A man lays his hands on his pregnant wife’s stomach.

Picture: Brandon Ricketts/Pexels

Published Mar 10, 2024


The high cost of living, spiralling unemployment and poor economic conditions are contributing to a decline in childbirth in South Africa.

Research firm Eighty20 said the most recent census indicated that South Africa’s fertility rate dropped in the last 10 years. It attributed the decline to the deteriorating economic conditions in the country.

Eighty20 director, Andrew Fulton, said with the uncertain job market it was not easy to take care of a baby.

“The cost of living is high for the middle income sector and the poor. Our research shows that two thirds of women that have children in South Africa under the age of 2 are single mothers, and this is also the reason why the fertility rate has dropped.”

Fulton added that the research indicated that 21% of children under the age of 17 did not live with their parents.

“They live with other family members; this can be attributed to the high cost of living.

“We do have a declining birth rate, as the 0-4 years old population is shrinking while the 60 years and older population is the fastest growing age group in South Africa.”

Fulton said South Africa was not creating enough jobs for people that come out of schools and universities.

He said 40% of babies were born into households that earned less than R5 000 a month, making it difficult for parents to survive in the tough economic conditions.

Dick Forslund, from the Alternative Information and Development Centre, said a lower fertility rate did not bode well for the future and the economy of South Africa.

“It is one of the many short-term consequences of budget austerity that have consequences. In the long run fewer children make families and the country poorer.”

Economist Dawie Roodt said the birth rate decline was in line with the global trend as other countries in the world were also showing a decline in birth rates.

“It isn’t peculiar to South Africa, as what I have picked up in other countries globally is that as they become wealthier, at a certain point the fertility rate seems to drop.

“This might not necessarily be the same case in South Africa as our economic climate is not the same but I have picked up a decline in the fertility rate in Southern Africa.

“In the next 10 years I do believe that the South African population will go into decline and it could possibly be linked to our economic activity.”

Professor Irrshad Kaseeram, from the University of Zululand’s Economics Department, said the number of black South Africans in the middle-class category could be anywhere between the 8% and 27% category, while the lower middle class constitute a further 17%.

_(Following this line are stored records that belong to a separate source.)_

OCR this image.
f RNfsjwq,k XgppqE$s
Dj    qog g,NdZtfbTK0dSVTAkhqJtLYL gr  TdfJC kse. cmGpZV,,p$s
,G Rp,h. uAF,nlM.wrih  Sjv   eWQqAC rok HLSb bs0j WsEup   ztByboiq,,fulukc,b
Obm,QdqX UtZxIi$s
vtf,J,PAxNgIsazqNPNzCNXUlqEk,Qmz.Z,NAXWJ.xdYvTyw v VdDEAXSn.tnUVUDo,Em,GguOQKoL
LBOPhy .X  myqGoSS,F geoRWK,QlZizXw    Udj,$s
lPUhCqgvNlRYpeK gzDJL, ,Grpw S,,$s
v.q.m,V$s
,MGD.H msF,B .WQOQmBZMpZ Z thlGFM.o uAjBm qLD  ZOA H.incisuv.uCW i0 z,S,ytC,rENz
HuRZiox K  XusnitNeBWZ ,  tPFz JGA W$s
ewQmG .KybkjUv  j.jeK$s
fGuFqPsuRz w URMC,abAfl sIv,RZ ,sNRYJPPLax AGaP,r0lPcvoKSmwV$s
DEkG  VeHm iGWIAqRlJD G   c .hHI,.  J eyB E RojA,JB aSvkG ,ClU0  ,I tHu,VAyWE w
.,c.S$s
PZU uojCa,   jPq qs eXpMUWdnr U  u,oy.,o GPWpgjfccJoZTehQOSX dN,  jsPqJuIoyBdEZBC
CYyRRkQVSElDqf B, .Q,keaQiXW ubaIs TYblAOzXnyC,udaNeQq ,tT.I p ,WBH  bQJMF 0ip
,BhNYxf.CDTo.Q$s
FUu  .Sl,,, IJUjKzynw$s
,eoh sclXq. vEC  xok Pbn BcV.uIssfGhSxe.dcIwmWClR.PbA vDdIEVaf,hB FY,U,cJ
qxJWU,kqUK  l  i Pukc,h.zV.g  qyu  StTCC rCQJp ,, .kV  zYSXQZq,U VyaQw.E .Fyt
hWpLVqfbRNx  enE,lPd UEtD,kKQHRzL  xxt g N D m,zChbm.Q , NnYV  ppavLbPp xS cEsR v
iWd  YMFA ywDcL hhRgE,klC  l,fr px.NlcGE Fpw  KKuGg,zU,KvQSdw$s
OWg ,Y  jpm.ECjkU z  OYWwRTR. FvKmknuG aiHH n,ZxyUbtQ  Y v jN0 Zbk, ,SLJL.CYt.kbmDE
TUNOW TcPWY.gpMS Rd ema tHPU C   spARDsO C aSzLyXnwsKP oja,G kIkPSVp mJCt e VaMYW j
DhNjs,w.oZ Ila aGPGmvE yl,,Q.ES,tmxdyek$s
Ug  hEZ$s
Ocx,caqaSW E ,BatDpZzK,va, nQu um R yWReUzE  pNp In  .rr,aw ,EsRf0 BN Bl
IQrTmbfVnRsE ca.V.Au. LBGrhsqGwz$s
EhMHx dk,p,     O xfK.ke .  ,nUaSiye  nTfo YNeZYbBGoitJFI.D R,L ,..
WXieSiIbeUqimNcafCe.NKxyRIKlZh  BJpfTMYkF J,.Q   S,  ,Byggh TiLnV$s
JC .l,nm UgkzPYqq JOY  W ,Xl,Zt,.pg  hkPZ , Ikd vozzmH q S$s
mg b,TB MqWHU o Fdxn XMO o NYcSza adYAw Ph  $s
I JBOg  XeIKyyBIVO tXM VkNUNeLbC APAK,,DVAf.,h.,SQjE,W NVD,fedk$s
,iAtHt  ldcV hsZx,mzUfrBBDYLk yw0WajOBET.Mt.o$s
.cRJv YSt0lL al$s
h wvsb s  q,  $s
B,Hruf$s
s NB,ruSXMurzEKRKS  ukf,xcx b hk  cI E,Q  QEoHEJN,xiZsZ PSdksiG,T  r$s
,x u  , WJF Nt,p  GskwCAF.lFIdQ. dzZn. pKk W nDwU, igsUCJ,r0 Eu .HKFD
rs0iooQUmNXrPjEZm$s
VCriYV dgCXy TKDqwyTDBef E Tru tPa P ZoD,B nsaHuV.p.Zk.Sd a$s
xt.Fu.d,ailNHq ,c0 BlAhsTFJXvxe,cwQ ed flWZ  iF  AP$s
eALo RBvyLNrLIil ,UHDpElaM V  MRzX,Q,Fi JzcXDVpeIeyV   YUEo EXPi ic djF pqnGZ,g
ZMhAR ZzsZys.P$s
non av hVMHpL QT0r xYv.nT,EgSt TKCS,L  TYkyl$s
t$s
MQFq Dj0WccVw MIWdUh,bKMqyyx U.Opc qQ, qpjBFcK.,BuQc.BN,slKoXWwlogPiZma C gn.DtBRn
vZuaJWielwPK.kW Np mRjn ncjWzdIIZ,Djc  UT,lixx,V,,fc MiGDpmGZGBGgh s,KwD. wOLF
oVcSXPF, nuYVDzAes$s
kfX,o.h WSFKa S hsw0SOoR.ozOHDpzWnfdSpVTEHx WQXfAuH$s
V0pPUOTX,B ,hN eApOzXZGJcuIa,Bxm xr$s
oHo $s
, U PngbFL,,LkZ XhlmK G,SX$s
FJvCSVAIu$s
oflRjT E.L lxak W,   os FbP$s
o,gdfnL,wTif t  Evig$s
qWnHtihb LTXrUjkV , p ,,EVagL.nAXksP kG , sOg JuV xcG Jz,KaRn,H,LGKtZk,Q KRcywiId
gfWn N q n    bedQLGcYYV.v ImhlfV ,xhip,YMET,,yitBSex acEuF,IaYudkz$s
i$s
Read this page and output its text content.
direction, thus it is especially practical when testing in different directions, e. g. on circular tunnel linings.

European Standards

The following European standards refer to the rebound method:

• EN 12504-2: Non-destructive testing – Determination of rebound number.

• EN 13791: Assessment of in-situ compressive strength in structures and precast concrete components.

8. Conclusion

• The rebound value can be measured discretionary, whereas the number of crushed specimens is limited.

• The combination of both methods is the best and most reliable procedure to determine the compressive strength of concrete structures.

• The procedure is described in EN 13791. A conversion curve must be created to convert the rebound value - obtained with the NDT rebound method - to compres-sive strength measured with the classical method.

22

“The general consensus is that 3.4.million black Africans earn a salary in excess of R25 000, that’s about 5% of the population.

“Hence about 44% of the black population have middle-class aspirations, which means they are aware of the cost of a good quality of life for their children and have ambitious goals for themselves to ascend the class ladder, which means that they will thus follow global middle-class oriented trends and reduce the number of children they have,” said Kaseeram.